Understanding Scrum
Core Principles of Scrum
Scrum is a framework for complex product development that emphasizes learning, adaptation, and collaboration. Unlike traditional hierarchical approaches optimized for predictable work, Scrum is designed for knowledge creation and innovation in unpredictable environments.
The Three Scrum Roles
- Product Owner: Responsible for ROI and product vision, prioritizes the product backlog, and makes final decisions about requirements.
- Development Team: A cross-functional, self-organizing group of no more than nine people who collaborate to deliver a potentially shippable product increment every sprint.
- Scrum Master: Facilitates the process, removes impediments, and helps the team and organization adopt Scrum practices. Has no management authority over the team.
Key Artifacts
- Product Backlog: A prioritized list of customer-centric features that might be implemented, maintained by the Product Owner.

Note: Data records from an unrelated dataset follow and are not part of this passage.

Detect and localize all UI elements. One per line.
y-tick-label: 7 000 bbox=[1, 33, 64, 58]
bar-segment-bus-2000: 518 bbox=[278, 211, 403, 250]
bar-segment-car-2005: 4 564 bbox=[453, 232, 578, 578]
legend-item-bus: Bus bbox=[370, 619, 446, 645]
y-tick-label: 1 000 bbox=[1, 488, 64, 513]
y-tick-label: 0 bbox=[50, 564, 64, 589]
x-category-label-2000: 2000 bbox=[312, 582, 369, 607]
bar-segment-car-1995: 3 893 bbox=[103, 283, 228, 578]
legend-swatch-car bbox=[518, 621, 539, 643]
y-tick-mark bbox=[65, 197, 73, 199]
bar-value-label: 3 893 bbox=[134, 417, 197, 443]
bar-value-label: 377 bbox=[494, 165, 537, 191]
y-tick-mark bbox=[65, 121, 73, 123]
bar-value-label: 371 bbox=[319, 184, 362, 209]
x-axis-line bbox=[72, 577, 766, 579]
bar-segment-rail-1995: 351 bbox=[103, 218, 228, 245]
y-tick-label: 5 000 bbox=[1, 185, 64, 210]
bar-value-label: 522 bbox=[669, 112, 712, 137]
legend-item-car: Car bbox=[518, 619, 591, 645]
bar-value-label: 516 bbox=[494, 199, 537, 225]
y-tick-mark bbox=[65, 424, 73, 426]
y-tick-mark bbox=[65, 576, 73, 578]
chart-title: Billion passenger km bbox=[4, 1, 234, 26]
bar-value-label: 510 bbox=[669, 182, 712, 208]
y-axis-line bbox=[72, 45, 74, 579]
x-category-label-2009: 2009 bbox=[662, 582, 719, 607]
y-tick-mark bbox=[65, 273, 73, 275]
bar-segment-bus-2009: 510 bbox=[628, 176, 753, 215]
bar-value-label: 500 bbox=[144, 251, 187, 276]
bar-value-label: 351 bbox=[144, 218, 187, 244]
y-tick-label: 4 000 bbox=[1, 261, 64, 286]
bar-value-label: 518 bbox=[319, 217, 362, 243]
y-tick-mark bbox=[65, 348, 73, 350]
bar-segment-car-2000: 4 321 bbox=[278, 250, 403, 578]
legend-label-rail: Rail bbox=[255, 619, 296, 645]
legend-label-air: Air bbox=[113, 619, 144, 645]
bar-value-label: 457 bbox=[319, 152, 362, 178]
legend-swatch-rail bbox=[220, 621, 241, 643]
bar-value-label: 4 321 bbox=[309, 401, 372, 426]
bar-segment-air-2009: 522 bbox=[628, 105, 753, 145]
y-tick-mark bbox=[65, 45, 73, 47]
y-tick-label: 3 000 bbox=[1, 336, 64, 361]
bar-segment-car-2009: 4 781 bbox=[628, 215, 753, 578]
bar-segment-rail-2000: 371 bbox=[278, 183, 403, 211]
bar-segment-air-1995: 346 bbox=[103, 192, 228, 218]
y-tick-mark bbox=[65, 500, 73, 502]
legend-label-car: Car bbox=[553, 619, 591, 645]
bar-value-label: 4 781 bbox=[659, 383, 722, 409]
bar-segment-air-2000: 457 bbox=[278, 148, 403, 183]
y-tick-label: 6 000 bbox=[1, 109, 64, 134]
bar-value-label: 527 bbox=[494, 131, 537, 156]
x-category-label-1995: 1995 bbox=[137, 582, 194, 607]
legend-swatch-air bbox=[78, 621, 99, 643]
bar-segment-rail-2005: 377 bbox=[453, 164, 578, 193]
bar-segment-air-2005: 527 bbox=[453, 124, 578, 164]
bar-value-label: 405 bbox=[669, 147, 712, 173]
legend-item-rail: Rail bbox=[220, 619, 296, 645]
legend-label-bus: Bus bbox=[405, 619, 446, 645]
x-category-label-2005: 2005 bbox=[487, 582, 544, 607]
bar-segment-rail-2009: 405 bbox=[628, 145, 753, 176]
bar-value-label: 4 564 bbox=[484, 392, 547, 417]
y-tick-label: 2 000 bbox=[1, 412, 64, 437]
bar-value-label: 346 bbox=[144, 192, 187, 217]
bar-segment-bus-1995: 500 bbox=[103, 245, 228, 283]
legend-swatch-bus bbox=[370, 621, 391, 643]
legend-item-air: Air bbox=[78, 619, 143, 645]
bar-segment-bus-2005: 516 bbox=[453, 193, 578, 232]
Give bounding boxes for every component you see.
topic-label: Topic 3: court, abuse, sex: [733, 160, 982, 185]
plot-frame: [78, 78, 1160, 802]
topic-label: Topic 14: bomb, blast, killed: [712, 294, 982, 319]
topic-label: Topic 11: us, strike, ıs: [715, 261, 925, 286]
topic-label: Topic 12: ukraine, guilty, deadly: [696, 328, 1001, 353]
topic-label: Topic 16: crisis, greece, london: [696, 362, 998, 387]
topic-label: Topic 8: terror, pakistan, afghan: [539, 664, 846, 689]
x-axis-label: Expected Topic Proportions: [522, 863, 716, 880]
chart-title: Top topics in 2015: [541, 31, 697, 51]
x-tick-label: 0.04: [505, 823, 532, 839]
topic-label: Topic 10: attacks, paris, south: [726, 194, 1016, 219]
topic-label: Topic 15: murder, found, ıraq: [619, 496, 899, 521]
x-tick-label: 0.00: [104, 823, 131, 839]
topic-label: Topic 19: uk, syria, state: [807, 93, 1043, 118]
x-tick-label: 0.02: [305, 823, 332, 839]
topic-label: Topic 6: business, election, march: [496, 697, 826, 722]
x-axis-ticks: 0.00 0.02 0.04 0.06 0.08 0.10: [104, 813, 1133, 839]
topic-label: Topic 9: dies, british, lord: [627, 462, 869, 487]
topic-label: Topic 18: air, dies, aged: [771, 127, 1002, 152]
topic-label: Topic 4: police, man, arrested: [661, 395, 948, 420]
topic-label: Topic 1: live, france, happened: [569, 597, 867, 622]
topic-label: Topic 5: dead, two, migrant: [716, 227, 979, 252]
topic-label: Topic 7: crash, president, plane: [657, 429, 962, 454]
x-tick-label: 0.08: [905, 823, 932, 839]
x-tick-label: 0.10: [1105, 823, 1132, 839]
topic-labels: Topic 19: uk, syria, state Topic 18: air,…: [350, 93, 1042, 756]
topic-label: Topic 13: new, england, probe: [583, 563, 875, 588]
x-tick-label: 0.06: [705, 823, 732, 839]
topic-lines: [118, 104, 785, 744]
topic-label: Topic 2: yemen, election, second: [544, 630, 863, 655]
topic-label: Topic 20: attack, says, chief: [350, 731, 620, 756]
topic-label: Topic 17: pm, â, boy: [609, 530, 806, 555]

- Sprint Backlog: The set of product backlog items selected for the current sprint, along with a plan for delivering them.
Scrum Meetings
- Sprint Planning: The team and Product Owner select items to attempt in the sprint and plan their implementation.
- Daily Scrum: A 15-minute daily meeting where team members coordinate activities and identify impediments.
- Sprint Review: A demonstration of the completed work to stakeholders to get feedback and adapt future plans.
- Sprint Retrospective: The team inspects and adapts their own process to improve for future sprints.
- Backlog Refinement: An unofficial but common meeting where the team and Product Owner prepare upcoming product backlog items.
Scrum vs. Traditional Methods
Unlike waterfall approaches where phases (analysis, design, implementation, testing) are sequential, Scrum combines all these activities in every sprint. This allows for faster feedback, continuous learning, and the ability to adapt to changing requirements.
Large-Scale Scrum
When multiple teams work on the same product, they maintain one product backlog but have separate sprint backlogs. Teams self-organize for coordination rather than relying on assigned coordinators or managers.